Developers have been granted permission to convert a Fenland restaurant into housing after multiple attempts. 

Howard Renovations Ltd has been given the green light to renovate the former Classics restaurant on Station Road in Manea in order to establish a house of multiple occupation, or HMO. 

Simon Howard, the applicant, applied to convert the restaurant into accommodation for 18 people in 2020, an HMO for 11 people in 2022 and into three flats in 2023, but all requests were denied. 

Fenland District Council (FDC) has now, though, agreed to his request to carry out works to convert the building into an HMO for up to 12 people in five rooms – although he has informally agreed to initially limit the number to nine. 

This is the same number of people who could stay above the restaurant when it operated as a bed and breakfast, his agent Lee Bevans told FDC councillors at a meeting this week. 

Mr Bevans suggested that nine people could live in the HMO for a year, after which this could be reviewed with a view to increasing the number to 12 if this was deemed acceptable by the council. 

His suggestion, made in light of objections from residents and ward councillors, was welcomed by FDC’s planning committee, but will have to be handled by its licensing team which will be responsible for allowing it to operate as an HMO. 

Public objections to Mr Howard’s application centred on overcrowding, a lack of on-street parking, noise and anti-social behaviour, which many said are already problems because the property has operated as an unlicensed HMO since the restaurant’s closure. 

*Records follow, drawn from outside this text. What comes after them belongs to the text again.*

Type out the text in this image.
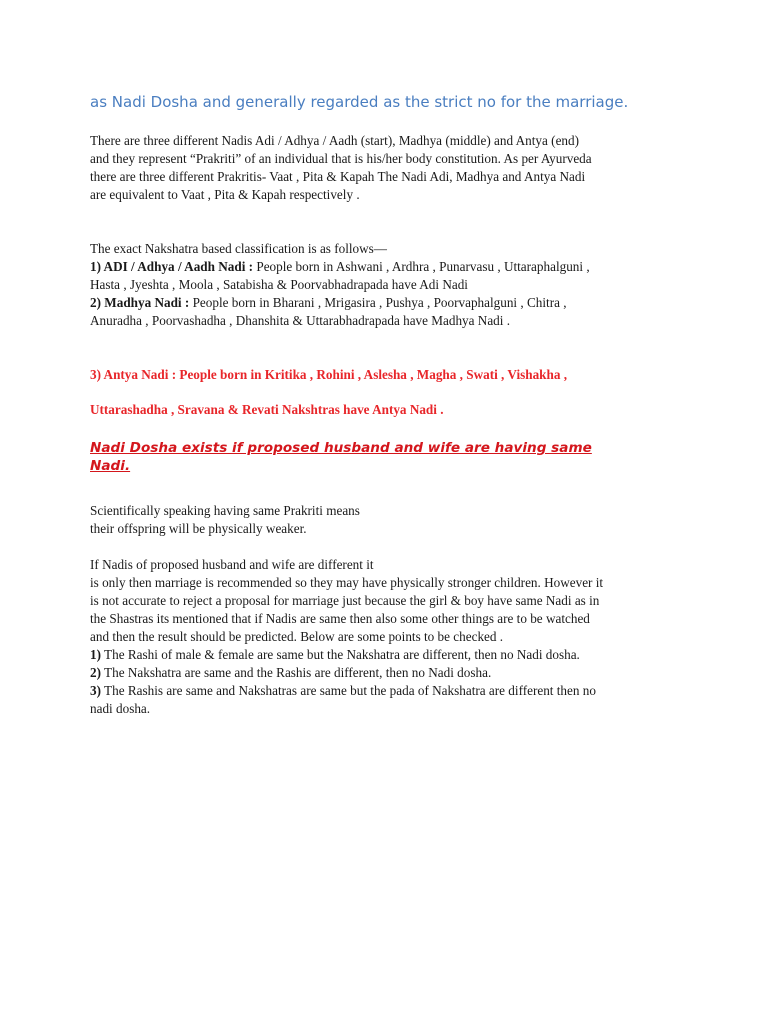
as Nadi Dosha and generally regarded as the strict no for the marriage.

There are three different Nadis Adi / Adhya / Aadh (start), Madhya (middle) and Antya (end)
and they represent “Prakriti” of an individual that is his/her body constitution. As per Ayurveda
there are three different Prakritis- Vaat , Pita & Kapah The Nadi Adi, Madhya and Antya Nadi
are equivalent to Vaat , Pita & Kapah respectively .

The exact Nakshatra based classification is as follows—
1) ADI / Adhya / Aadh Nadi : People born in Ashwani , Ardhra , Punarvasu , Uttaraphalguni ,
Hasta , Jyeshta , Moola , Satabisha & Poorvabhadrapada have Adi Nadi
2) Madhya Nadi : People born in Bharani , Mrigasira , Pushya , Poorvaphalguni , Chitra ,
Anuradha , Poorvashadha , Dhanshita & Uttarabhadrapada have Madhya Nadi .

3) Antya Nadi : People born in Kritika , Rohini , Aslesha , Magha , Swati , Vishakha ,

Uttarashadha , Sravana & Revati Nakshtras have Antya Nadi .

Nadi Dosha exists if proposed husband and wife are having same
Nadi.

Scientifically speaking having same Prakriti means
their offspring will be physically weaker.

If Nadis of proposed husband and wife are different it
is only then marriage is recommended so they may have physically stronger children. However it
is not accurate to reject a proposal for marriage just because the girl & boy have same Nadi as in
the Shastras its mentioned that if Nadis are same then also some other things are to be watched
and then the result should be predicted. Below are some points to be checked .
1) The Rashi of male & female are same but the Nakshatra are different, then no Nadi dosha.
2) The Nakshatra are same and the Rashis are different, then no Nadi dosha.
3) The Rashis are same and Nakshatras are same but the pada of Nakshatra are different then no
nadi dosha.
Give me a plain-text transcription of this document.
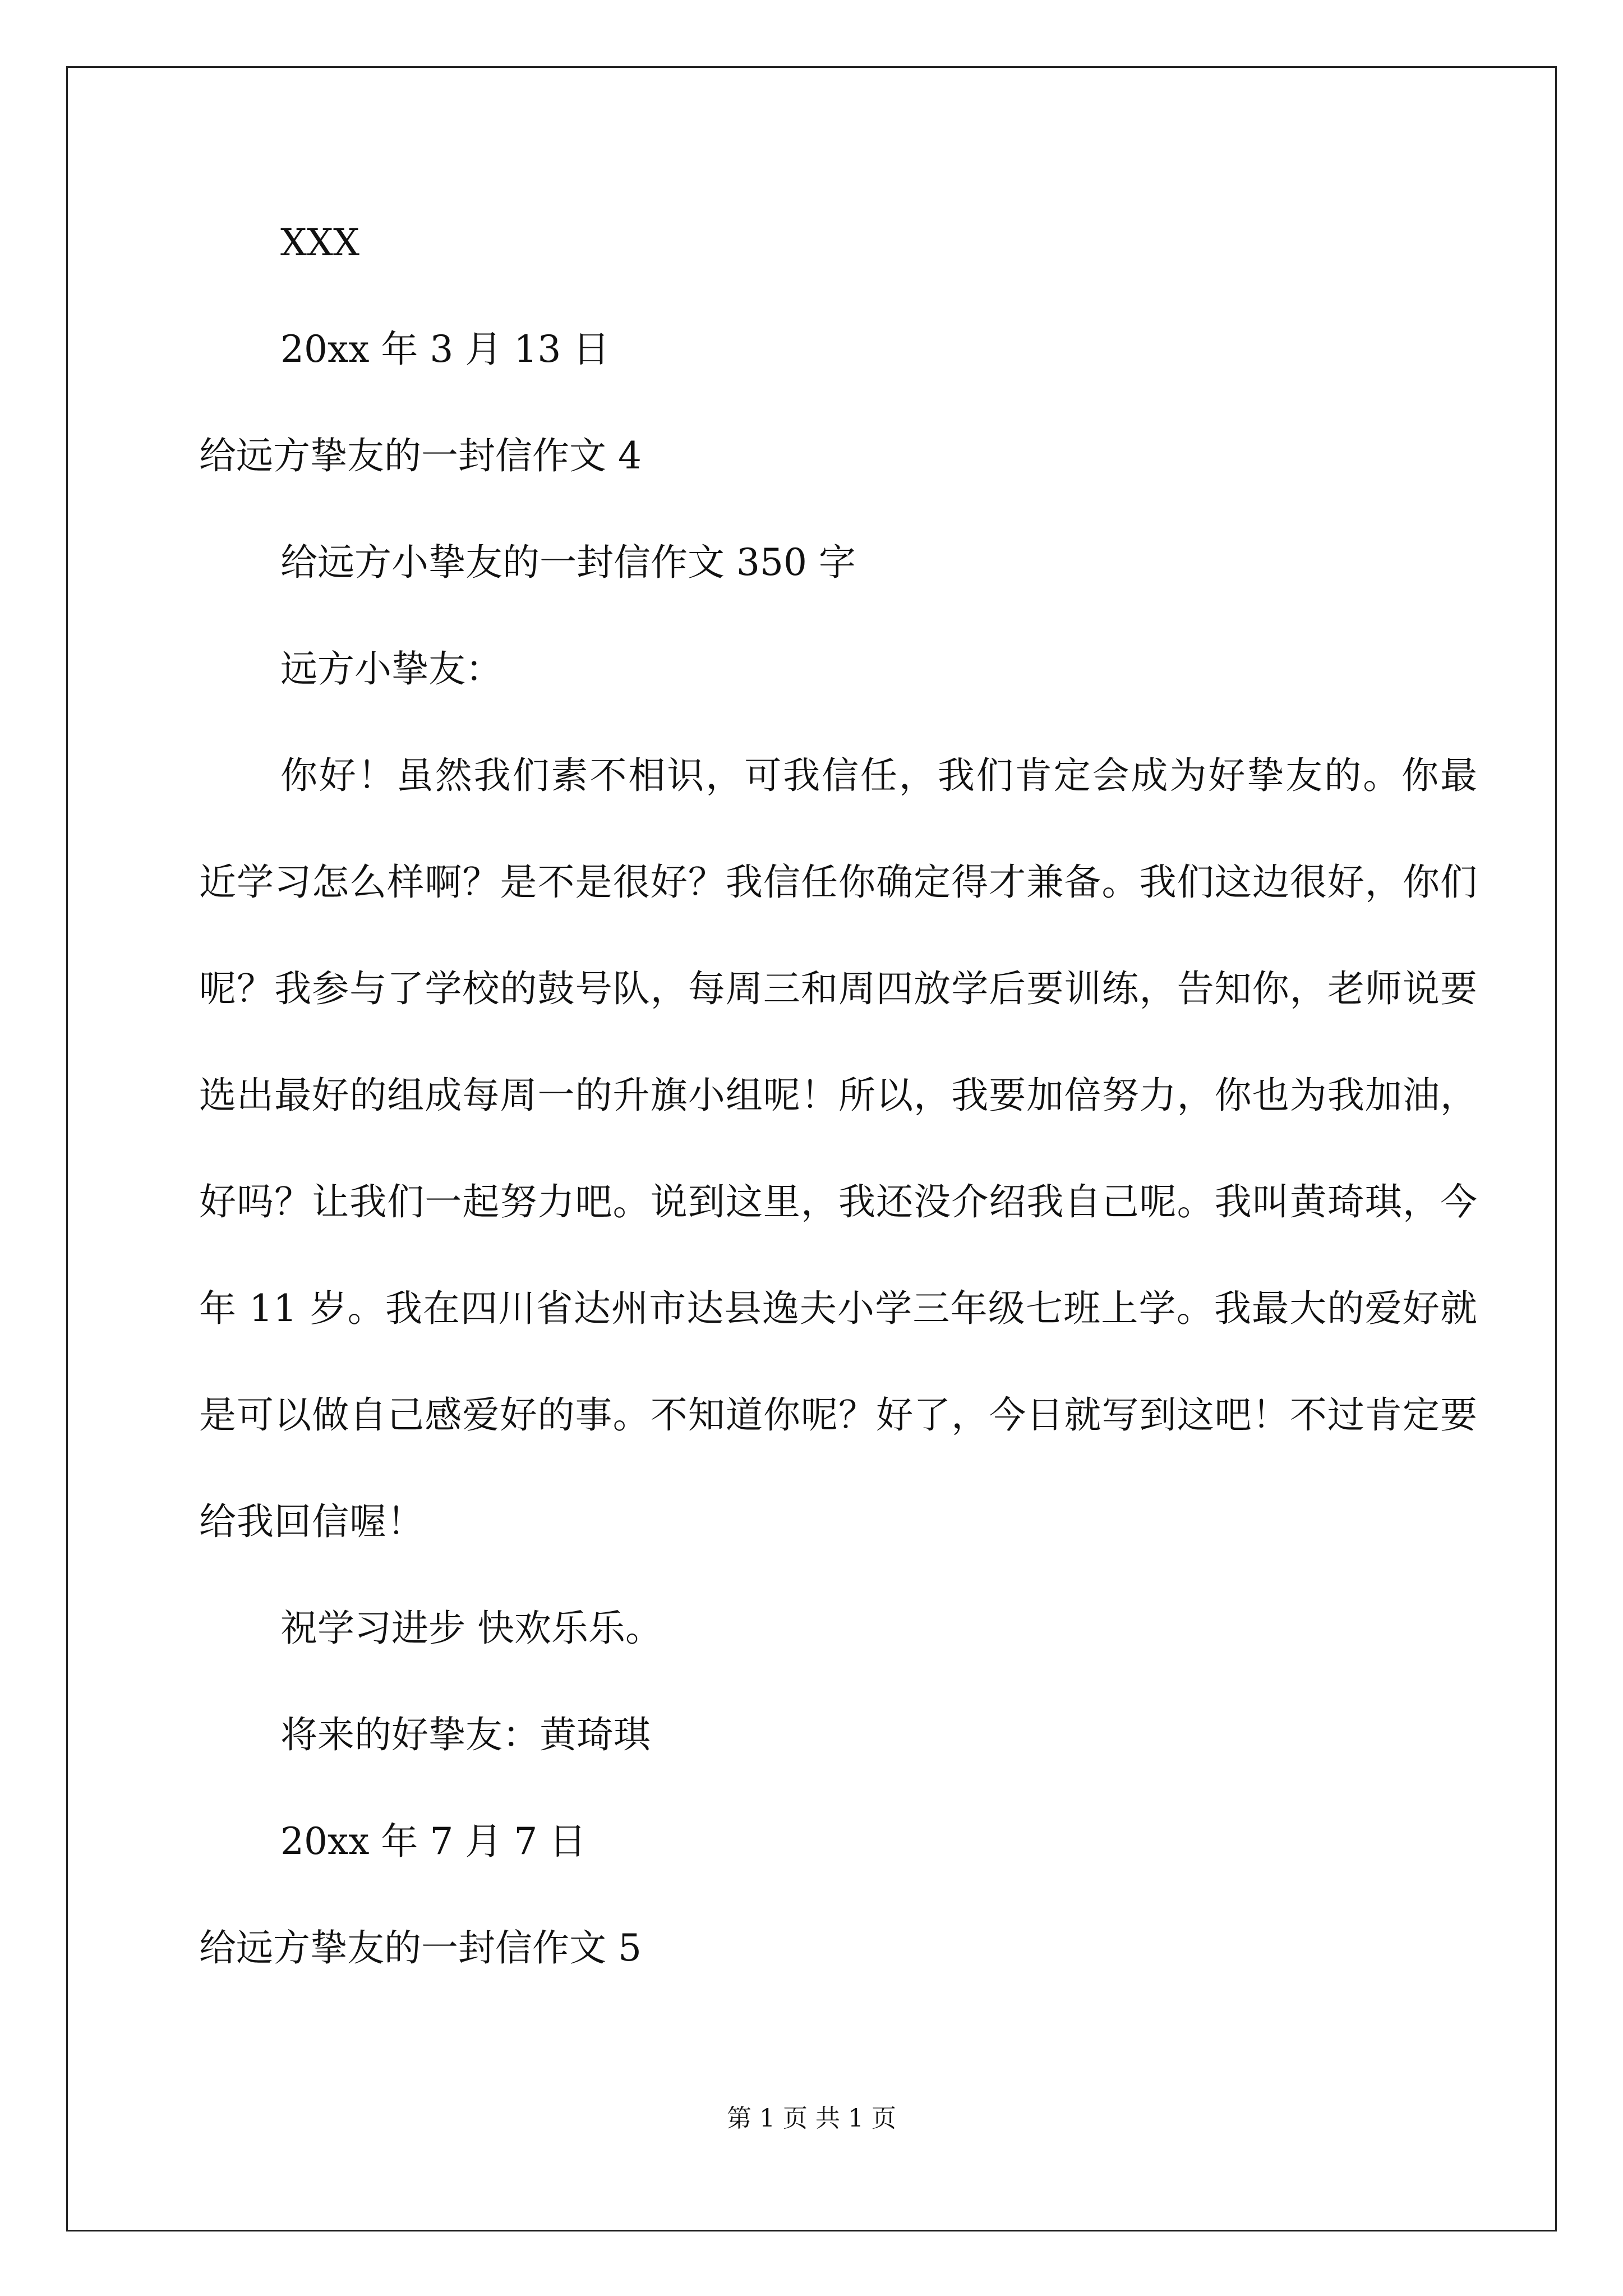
XXX
20xx 年 3 月 13 日
给远方挚友的一封信作文 4
给远方小挚友的一封信作文 350 字
远方小挚友：

你好！虽然我们素不相识，可我信任，我们肯定会成为好挚友的。你最近学习怎么样啊？是不是很好？我信任你确定得才兼备。我们这边很好，你们呢？我参与了学校的鼓号队，每周三和周四放学后要训练，告知你，老师说要选出最好的组成每周一的升旗小组呢！所以，我要加倍努力，你也为我加油，好吗？让我们一起努力吧。说到这里，我还没介绍我自己呢。我叫黄琦琪，今年 11 岁。我在四川省达州市达县逸夫小学三年级七班上学。我最大的爱好就是可以做自己感爱好的事。不知道你呢？好了，今日就写到这吧！不过肯定要给我回信喔！

祝学习进步 快欢乐乐。
将来的好挚友：黄琦琪
20xx 年 7 月 7 日
给远方挚友的一封信作文 5
第 1 页 共 1 页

“During the previous year, while the property has been under similar use, there have been frequent noisy outside gatherings of residents for communal smoking and drinking, letting off of fireworks late at night, revving car engines and a violent late-night incident that required significant police intervention,” one of the 27 objections reads.

“Residents of the property have also harassed passers-by, catcalling from the street or windows.” 

The application also received nine letters of support, though, with some residents arguing that the current state of the property is exactly why it needs an official purpose. 

“This application needs to be approved so the property can be renovated,” one resident wrote. “For three years this has been going round in circles.”

FDC says that it’s “understood that the building/site is currently being used in an unauthorised manner, however not for the development applied for”. 

Planned external works to the building include replacing the windows and installing acoustic fencing, aimed at keeping noise levels low. 

Internal works will allow developers to establish five rooms with shared bathrooms, a lounge, dining room, kitchen, utilities room and store room. An existing outbuilding will also be retained for storage. 

The application was approved unanimously.